Werden Menschen angegriffen, wehren sie sich. So einfach ist das, auch wenn es die christliche Botschaft anders will. Dann schlagen sie um sich und beleidigen das Gegenüber. Die Folge kennen wir alle: man ist vergrätzt, entsetzt, sauer, verletzt und muffig. Man hat keine Lust mehr mit dem oder der. Am liebsten würde man den Kontakt ein für allemal abbrechen. Verhöhnung ist leichter als Versöhnung. Und vor der Versöhnung müsste auch so etwas wie eine Sühne und Reue des Gegenübers erfolgen.

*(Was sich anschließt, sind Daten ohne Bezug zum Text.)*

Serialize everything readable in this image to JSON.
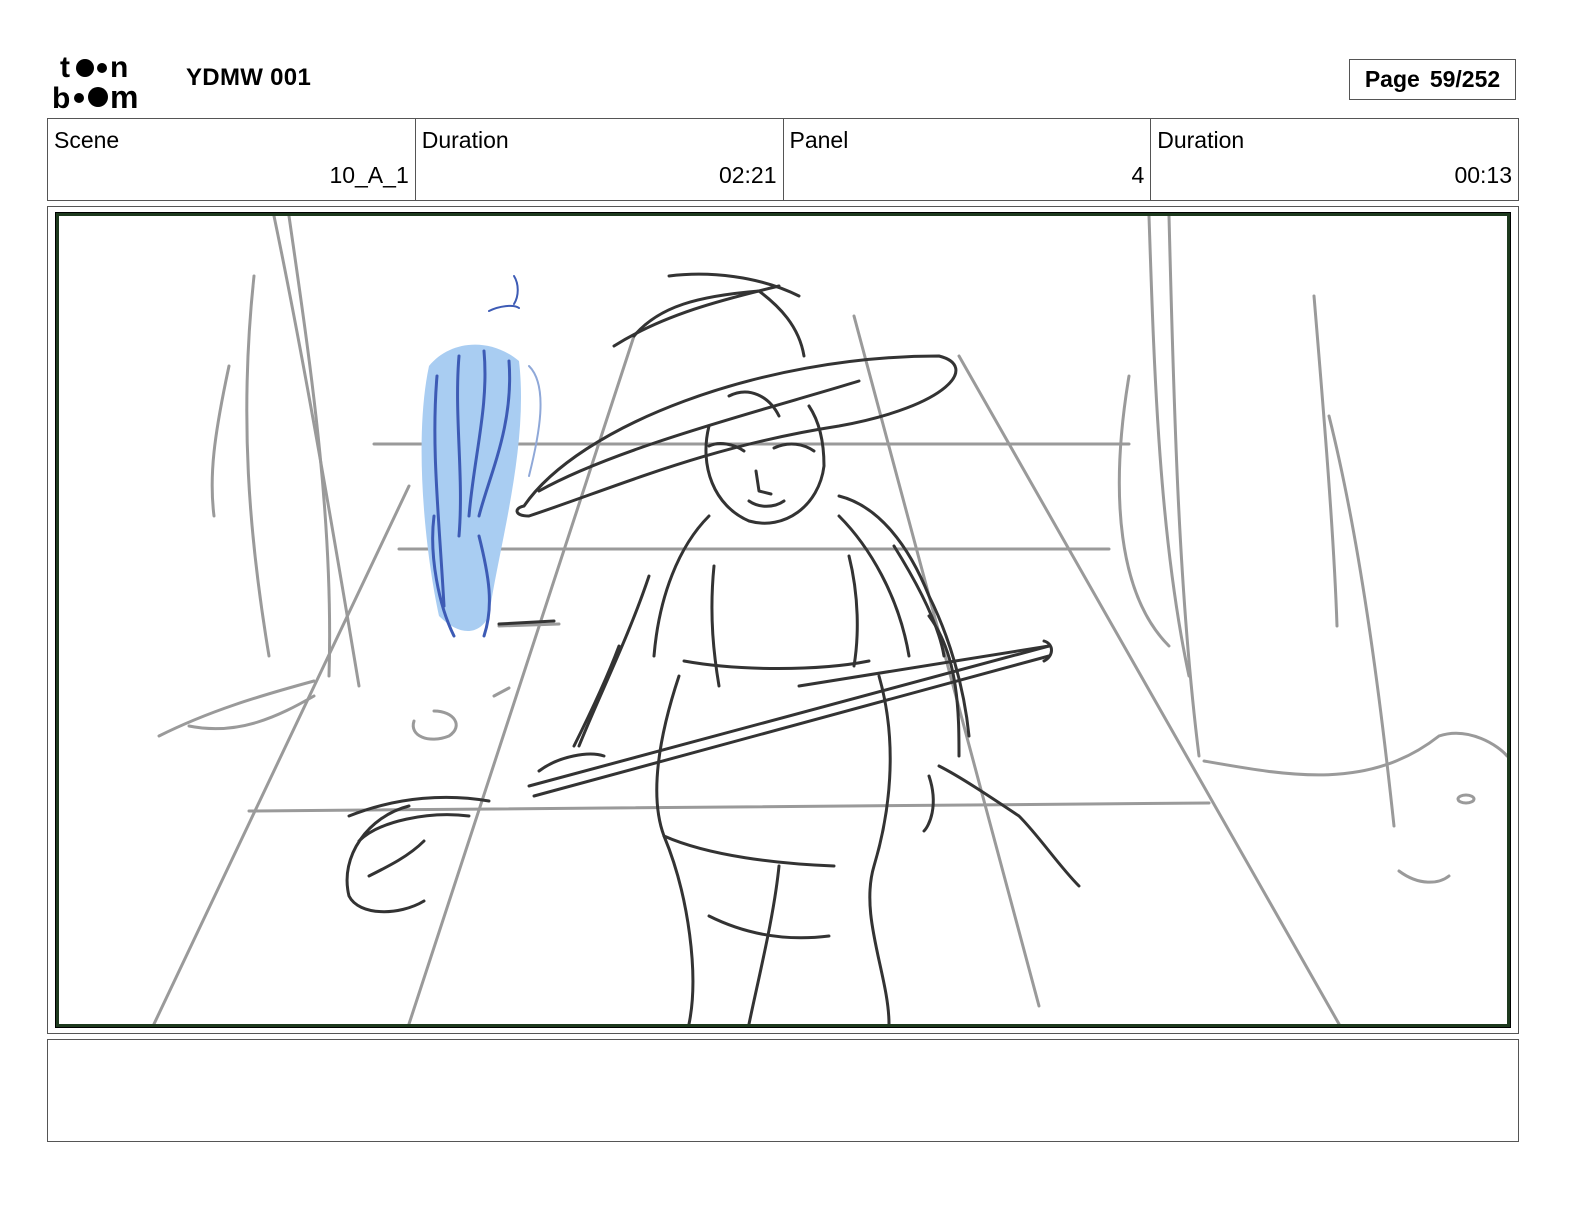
{
  "header": {
    "logo_top": "to●n",
    "logo_bottom": "b●●m",
    "project_title": "YDMW 001",
    "page_label": "Page",
    "page_value": "59/252"
  },
  "info": {
    "scene_label": "Scene",
    "scene_value": "10_A_1",
    "scene_duration_label": "Duration",
    "scene_duration_value": "02:21",
    "panel_label": "Panel",
    "panel_value": "4",
    "panel_duration_label": "Duration",
    "panel_duration_value": "00:13"
  },
  "panel": {
    "frame_color": "#1e3a1e",
    "sketch_color": "#333333",
    "background_line_color": "#9a9a9a",
    "spirit_color": "#6fa4e0"
  },
  "notes": {
    "text": ""
  }
}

Wenn sich dann nicht wieder die normale Vertrautheit einstellt, kommt dann häufig die seltsame Frage: „bist Du jetzt etwa verletzt?“ Das hat diesen provokanten Unterton, der eine weitere Beleidigung entrollt: „Du Memme – wohl nicht stark genug für eine verbale Auseinandersetzung! Beleidigt sein ist etwas für Mädchen.“ Es formuliert nochmals eine Schwäche des Gegenübers. Es ähnelt dem Clan-Deutsch „Du Opfer, Du!“
Und so wird aus einer einfachen Episode eine doppelte Verletzung. Es kann sein, dass der vermeintliche Beleidiger dies nicht so meint – und den Schmoll-Satz nur als eine Aufmunterung verstehen wissen will, die Sache nicht ‚hochzuhängen‘. Es ist der Klaps auf die Schulter oder das Zwinkern der Augen. Vielleicht aber treibt – im Gegenteil – ihn auch das Streben, endgültig seine Stärke gegenüber dem anderen zu manifestieren. „Ich kann dem sagen, was ich will; der wehrt sich nicht mehr. Der hat meine Stärke akzeptiert.“
Also Ohren und Augen auf, wenn sich ein Streithahn über das Opfer auch noch lustig macht. Dann nämlich scheint die Aussicht auf ein Gleichgewicht zwischen zwei Personen zu schwinden.
Meint es der Beleidiger aber ernst, dann dürfte er damit ein Angebot unterbreiten, wieder die Friedenspfeife zu rauchen. Er würde dann eine Art von Entschuldigung ausdrücken und seine vorherige Aussage möglicherweise relativieren oder gar zurücknehmen. Dann ist das ‚schmollst Du?‘ eben mit einem Frage-, nicht einem Ausrufezeichen versehen – Satzzeichen werden unterschätzt.